Tie system to upgrade out-of-plane performance of infill masonry walls


Choi H., Nakano Y., Sanada Y., Matsukawa K., Gülkan P., BİNİCİ B.

Earthquake Engineering and Structural Dynamics, vol.53, no.5, pp.1841-1862, 2024 (SCI-Expanded) identifier identifier

  • Publication Type: Article / Article
  • Volume: 53 Issue: 5
  • Publication Date: 2024
  • Doi Number: 10.1002/eqe.4096
  • Journal Name: Earthquake Engineering and Structural Dynamics
  • Journal Indexes: Science Citation Index Expanded (SCI-EXPANDED), Scopus, PASCAL, Aerospace Database, Applied Science & Technology Source, Aquatic Science & Fisheries Abstracts (ASFA), Communication Abstracts, Compendex, Computer & Applied Sciences, Geobase, INSPEC, Metadex, DIALNET, Civil Engineering Abstracts
  • Page Numbers: pp.1841-1862
  • Keywords: in-plane behavior, out-of-plane behavior, reinforced concrete (RC) frame, shaking table test, tie system, unreinforced masonry (URM) wall
  • Middle East Technical University Affiliated: Yes

Abstract

The objectives of this study were to investigate the out-of-plane behavior of unreinforced masonry (URM) infill walls and to identify the effectiveness of tie systems that were proposed to enhance the infill stability under both in- and out-of-plane effects.
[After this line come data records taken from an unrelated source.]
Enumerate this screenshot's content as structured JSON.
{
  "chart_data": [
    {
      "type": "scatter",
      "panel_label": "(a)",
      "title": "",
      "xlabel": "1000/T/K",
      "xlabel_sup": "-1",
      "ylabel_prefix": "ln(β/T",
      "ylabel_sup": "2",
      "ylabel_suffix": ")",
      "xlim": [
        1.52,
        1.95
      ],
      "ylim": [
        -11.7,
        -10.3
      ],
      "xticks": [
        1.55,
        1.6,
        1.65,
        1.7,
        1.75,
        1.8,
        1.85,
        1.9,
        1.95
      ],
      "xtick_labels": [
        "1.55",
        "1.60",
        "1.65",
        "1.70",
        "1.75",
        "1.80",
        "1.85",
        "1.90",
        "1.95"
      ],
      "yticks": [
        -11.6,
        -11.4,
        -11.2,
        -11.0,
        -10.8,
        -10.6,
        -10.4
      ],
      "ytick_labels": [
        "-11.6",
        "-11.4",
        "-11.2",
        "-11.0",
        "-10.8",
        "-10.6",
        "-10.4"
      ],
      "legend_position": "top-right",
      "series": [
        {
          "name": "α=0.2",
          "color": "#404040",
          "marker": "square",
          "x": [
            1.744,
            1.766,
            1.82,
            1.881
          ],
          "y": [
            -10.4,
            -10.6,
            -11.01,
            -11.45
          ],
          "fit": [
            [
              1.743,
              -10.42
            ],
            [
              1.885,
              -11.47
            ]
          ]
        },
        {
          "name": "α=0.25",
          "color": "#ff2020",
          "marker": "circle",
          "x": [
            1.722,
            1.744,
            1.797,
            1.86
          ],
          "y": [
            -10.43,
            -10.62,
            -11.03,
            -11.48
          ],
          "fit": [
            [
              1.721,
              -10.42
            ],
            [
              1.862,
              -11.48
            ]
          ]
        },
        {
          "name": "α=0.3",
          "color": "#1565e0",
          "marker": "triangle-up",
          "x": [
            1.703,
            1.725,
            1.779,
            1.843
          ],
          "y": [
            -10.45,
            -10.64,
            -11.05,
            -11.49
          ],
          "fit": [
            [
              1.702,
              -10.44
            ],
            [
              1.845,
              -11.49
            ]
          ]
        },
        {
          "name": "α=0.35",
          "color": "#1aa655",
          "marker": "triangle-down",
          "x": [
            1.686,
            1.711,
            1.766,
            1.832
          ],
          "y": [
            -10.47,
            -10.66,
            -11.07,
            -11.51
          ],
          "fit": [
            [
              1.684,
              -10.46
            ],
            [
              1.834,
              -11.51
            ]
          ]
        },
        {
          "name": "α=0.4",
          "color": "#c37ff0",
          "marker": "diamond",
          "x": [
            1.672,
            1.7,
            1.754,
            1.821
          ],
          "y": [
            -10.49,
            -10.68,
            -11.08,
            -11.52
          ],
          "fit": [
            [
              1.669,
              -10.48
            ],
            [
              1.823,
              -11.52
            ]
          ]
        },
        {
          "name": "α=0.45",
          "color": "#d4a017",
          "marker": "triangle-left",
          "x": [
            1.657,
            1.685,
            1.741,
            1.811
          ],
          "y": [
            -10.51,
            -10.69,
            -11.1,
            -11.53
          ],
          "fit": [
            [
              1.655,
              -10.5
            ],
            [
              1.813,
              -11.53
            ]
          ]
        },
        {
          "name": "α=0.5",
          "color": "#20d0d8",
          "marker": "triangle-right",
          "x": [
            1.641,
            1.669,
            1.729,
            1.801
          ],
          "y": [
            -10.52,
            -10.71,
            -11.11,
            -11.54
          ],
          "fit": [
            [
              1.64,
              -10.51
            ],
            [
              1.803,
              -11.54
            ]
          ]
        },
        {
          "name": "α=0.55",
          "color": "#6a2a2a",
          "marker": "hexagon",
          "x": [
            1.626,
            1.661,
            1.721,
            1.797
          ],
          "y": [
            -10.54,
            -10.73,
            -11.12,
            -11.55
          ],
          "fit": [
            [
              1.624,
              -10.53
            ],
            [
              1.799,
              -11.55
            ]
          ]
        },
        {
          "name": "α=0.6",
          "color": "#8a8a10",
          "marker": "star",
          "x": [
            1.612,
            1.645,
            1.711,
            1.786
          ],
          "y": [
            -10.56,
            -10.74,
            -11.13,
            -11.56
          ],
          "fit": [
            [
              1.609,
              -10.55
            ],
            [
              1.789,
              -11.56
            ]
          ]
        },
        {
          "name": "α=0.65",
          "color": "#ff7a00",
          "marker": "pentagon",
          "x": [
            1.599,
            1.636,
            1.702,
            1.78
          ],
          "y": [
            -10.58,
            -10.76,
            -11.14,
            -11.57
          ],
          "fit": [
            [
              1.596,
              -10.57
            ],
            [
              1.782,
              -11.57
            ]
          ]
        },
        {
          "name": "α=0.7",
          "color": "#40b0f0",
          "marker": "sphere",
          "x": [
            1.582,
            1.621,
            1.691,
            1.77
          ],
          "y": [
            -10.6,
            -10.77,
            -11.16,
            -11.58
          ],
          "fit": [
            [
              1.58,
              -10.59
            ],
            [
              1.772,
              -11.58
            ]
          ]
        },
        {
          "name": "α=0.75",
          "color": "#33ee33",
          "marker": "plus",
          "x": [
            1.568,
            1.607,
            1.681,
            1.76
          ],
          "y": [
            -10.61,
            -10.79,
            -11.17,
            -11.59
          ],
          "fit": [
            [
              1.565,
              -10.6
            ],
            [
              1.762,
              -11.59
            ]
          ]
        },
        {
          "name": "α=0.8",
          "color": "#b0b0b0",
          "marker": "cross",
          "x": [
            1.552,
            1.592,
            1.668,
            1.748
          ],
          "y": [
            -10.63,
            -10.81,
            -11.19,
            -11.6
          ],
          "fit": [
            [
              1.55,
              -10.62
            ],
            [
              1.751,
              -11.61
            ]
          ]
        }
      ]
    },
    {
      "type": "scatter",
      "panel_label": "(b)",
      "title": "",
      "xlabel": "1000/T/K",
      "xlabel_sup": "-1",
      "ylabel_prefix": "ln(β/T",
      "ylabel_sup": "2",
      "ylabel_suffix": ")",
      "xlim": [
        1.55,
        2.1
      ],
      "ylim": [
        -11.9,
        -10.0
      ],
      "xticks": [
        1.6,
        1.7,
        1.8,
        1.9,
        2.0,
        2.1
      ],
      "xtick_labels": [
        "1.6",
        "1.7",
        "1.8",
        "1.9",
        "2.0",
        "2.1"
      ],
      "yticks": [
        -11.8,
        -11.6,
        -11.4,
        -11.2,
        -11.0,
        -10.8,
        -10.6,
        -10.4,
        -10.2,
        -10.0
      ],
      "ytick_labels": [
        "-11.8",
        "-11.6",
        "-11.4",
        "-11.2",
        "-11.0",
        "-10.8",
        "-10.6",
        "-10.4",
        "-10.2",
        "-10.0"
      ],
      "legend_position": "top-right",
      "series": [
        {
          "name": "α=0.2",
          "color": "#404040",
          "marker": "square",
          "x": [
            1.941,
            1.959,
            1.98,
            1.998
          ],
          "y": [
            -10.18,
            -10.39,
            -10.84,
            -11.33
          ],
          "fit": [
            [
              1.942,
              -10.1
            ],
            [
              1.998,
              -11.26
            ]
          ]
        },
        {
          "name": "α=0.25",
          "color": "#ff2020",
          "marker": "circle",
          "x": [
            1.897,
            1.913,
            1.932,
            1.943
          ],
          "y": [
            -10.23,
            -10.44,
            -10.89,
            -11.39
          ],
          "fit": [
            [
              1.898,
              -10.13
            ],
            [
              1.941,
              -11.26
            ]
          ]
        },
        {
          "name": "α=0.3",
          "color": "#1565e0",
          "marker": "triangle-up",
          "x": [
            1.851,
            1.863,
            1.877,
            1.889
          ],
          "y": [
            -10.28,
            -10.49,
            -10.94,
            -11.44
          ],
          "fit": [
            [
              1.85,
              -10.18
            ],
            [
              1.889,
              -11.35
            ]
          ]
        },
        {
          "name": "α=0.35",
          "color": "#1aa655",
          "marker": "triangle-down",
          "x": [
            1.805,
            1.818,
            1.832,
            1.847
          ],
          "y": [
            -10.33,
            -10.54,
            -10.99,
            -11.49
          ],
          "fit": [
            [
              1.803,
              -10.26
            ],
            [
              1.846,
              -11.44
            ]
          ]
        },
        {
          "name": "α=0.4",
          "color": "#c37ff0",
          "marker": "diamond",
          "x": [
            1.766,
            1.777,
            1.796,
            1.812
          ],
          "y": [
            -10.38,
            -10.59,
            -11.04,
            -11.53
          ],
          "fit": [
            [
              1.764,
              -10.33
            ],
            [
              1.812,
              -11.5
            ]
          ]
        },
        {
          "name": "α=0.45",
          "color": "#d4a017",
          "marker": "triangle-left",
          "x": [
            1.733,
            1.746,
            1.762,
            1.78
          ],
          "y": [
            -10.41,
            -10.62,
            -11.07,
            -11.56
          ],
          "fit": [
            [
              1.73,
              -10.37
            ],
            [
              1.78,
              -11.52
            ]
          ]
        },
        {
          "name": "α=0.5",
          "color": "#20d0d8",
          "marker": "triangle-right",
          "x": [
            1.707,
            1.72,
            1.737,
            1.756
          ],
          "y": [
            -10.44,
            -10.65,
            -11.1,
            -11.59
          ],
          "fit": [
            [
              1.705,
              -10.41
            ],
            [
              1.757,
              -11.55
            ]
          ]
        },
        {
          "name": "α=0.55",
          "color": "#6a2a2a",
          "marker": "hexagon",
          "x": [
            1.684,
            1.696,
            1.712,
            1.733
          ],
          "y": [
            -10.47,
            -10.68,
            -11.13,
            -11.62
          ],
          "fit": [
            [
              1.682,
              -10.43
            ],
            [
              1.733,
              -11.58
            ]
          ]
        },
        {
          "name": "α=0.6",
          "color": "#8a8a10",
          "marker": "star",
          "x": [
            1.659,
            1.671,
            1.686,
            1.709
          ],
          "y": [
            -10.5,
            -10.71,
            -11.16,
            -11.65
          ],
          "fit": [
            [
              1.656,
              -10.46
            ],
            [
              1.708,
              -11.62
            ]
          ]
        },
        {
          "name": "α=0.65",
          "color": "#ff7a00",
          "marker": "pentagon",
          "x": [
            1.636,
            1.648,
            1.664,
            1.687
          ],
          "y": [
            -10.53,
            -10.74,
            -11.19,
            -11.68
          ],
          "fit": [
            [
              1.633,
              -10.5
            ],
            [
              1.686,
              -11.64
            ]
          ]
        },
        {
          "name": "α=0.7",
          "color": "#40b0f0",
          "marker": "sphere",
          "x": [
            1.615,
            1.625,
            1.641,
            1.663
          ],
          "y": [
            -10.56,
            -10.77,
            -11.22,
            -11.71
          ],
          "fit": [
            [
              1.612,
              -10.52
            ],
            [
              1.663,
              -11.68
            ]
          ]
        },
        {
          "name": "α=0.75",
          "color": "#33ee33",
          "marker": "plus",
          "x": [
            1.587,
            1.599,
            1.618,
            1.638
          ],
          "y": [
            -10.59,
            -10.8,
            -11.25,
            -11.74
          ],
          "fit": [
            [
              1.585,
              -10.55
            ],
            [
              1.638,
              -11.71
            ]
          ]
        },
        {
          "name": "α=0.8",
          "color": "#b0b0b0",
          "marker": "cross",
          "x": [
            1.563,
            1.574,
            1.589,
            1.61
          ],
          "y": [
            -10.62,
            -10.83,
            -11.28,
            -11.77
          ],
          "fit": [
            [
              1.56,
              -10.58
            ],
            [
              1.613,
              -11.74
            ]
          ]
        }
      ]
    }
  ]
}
This study examined three types of tie systems: a full-length tie system (prototype), a staggered tie system and a half-length tie system. For this purpose, four 1/4-scale, single-story, one-bay masonry infilled reinforced concrete (RC) frame specimens with and without the proposed tie systems were sequentially tested under in-plane static cyclic loading and out-of-plane dynamic excitation. In the experimental study, two series of shaking table tests were conducted to investigate the out-of-plane behavior of the infill walls. The first series compared the fundamental out-of-plane performance of three proposed tie systems, and the second series verified the effectiveness of the full-length tie system to prevent infill out-of-plane failure under an excitation simulating the severe floor response in medium-rise buildings. The test results indicated the following: (1) the presence of the tie systems caused minor differences in the in-plane capacity and ductility of each specimen, (2) the effectiveness of the full-length and staggered tie systems was superior to that of the half-length tie system, and (3) the full-length tie system not only prevented the infill out-of-plane failure but also significantly reduced the infill damage under realistic excitation conditions. The above research outcomes provide a useful contribution of the infill to upgrade the seismic resistance of buildings.